As part of the water cycle, groundwater soaks into the ground from rainfall and through surface water. Gravity draws the water down until it reaches a depth where the ground is saturated. A geological formation which can hold water or permit substantial water movement through it is known as an aquifer. In nature, water from aquifers is brought to the surface as a spring and wetlands. Humans can tap into aquifers via a borehole to access this latent ground water.

Water Use License (WUL)

With the water restrictions experienced around the country recently, we are all too aware that South Africa’s scarce water resources are under increasing pressure. To build a sustainable future, we need to use our water wisely – measuring how much water is used against the amount of water available. The aim of the Department of Water and Sanitation (DWS) is to “ensure some for all forever”. To gather the information that they need for the optimal management of water resources, certain water users need to obtain a Water Use License (WUL).

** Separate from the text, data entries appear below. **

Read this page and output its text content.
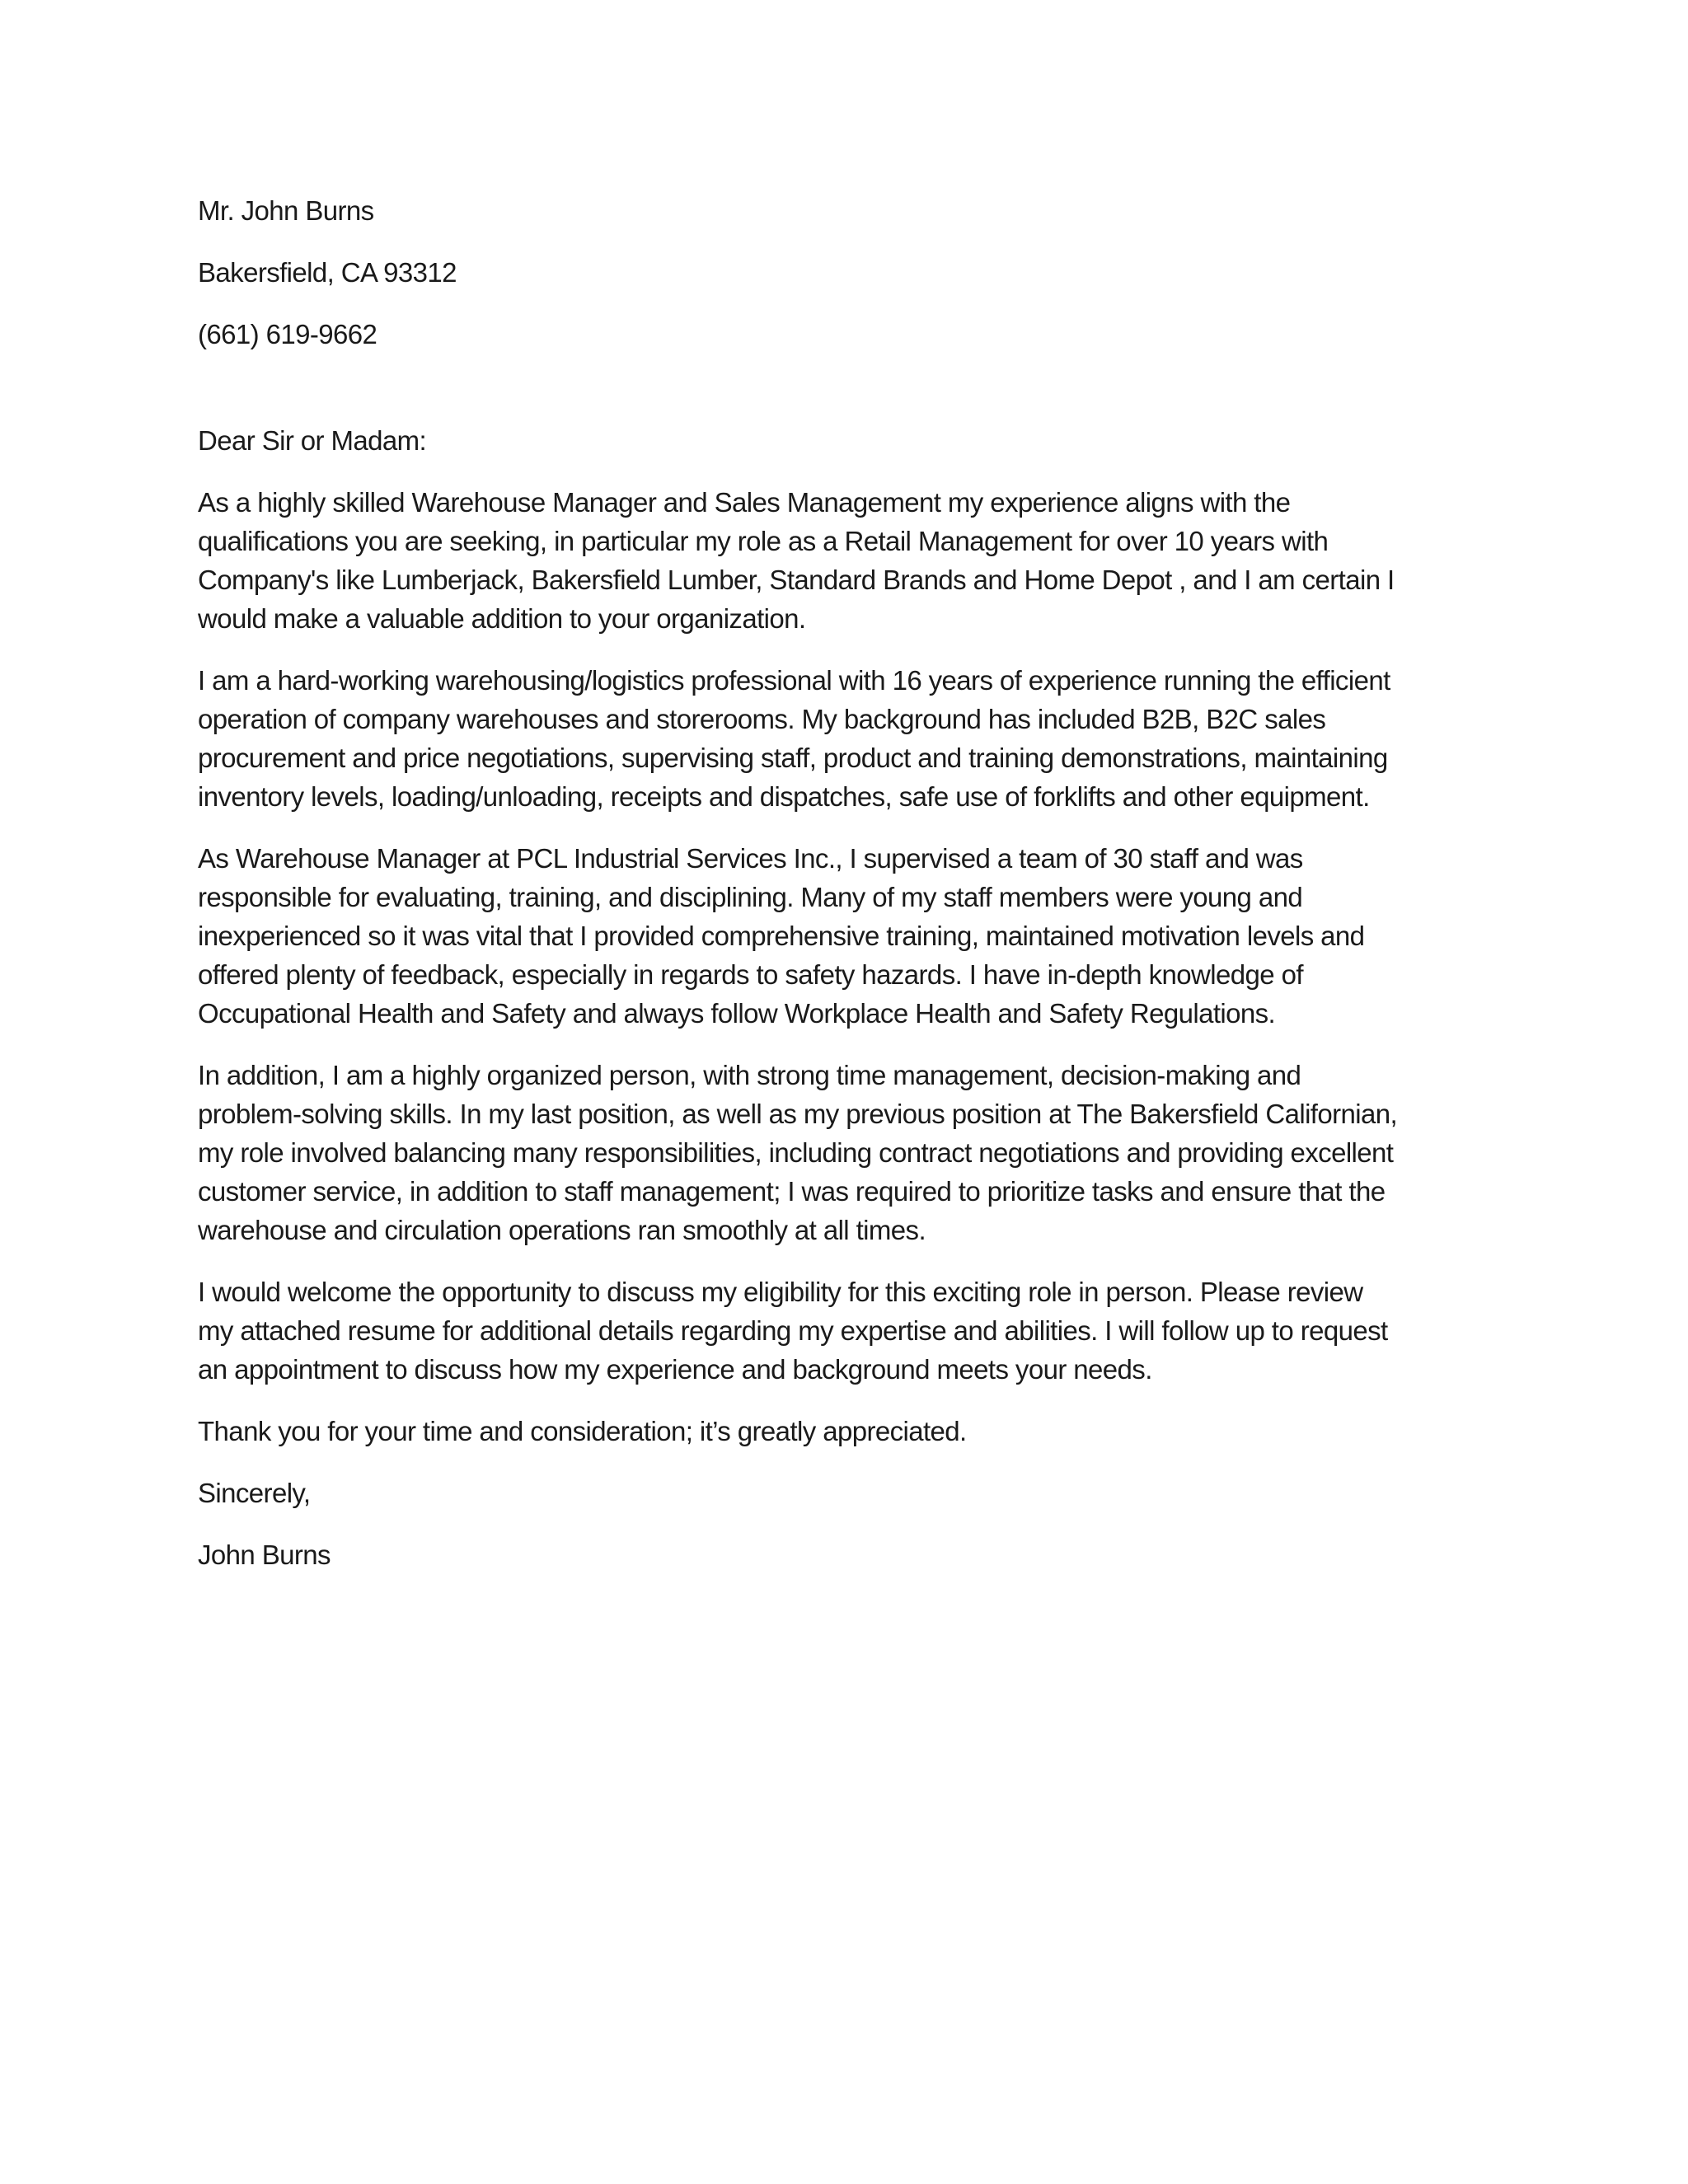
Mr. John Burns
Bakersfield, CA 93312
(661) 619-9662
Dear Sir or Madam:
As a highly skilled Warehouse Manager and Sales Management my experience aligns with the
qualifications you are seeking, in particular my role as a Retail Management for over 10 years with
Company's like Lumberjack, Bakersfield Lumber, Standard Brands and Home Depot , and I am certain I
would make a valuable addition to your organization.
I am a hard-working warehousing/logistics professional with 16 years of experience running the efficient
operation of company warehouses and storerooms. My background has included B2B, B2C sales
procurement and price negotiations, supervising staff, product and training demonstrations, maintaining
inventory levels, loading/unloading, receipts and dispatches, safe use of forklifts and other equipment.
As Warehouse Manager at PCL Industrial Services Inc., I supervised a team of 30 staff and was
responsible for evaluating, training, and disciplining. Many of my staff members were young and
inexperienced so it was vital that I provided comprehensive training, maintained motivation levels and
offered plenty of feedback, especially in regards to safety hazards. I have in-depth knowledge of
Occupational Health and Safety and always follow Workplace Health and Safety Regulations.
In addition, I am a highly organized person, with strong time management, decision-making and
problem-solving skills. In my last position, as well as my previous position at The Bakersfield Californian,
my role involved balancing many responsibilities, including contract negotiations and providing excellent
customer service, in addition to staff management; I was required to prioritize tasks and ensure that the
warehouse and circulation operations ran smoothly at all times.
I would welcome the opportunity to discuss my eligibility for this exciting role in person. Please review
my attached resume for additional details regarding my expertise and abilities. I will follow up to request
an appointment to discuss how my experience and background meets your needs.
Thank you for your time and consideration; it’s greatly appreciated.
Sincerely,
John Burns
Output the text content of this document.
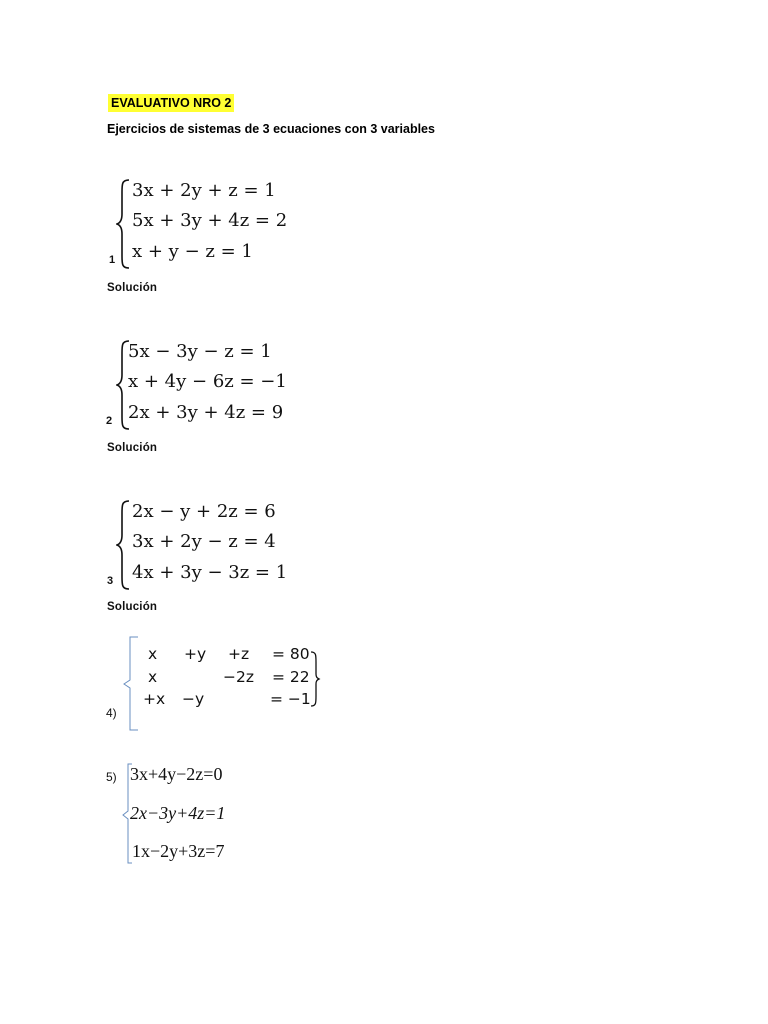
EVALUATIVO NRO 2
Ejercicios de sistemas de 3 ecuaciones con 3 variables
3x + 2y + z = 1
5x + 3y + 4z = 2
x + y − z = 1
1
Solución
5x − 3y − z = 1
x + 4y − 6z = −1
2x + 3y + 4z = 9
2
Solución
2x − y + 2z = 6
3x + 2y − z = 4
4x + 3y − 3z = 1
3
Solución
4)
x +y +z = 80
x	−2z = 22
+x −y	= −1
5) 3x+4y−2z=0
2x−3y+4z=1
1x−2y+3z=7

Not everyone that has a borehole needs a WUL; however, boreholes should be registered with the DWS. Those that do include various water discharge categories and those that are using water for:

  • Agriculture
  • Aquaculture
  • Irrigation
  • Watering livestock
  • Industrial
  • Mining
  • Power generation
  • Recreation

Monitoring Borehole Water Quality

Because borehole water can be contaminated by various elements, it is advisable to test the physical, chemical and bacteriological quality of your water. The tests are customised according to whether your borehole water is being used for domestic use, irrigation, livestock or farm use or manufacturing processes.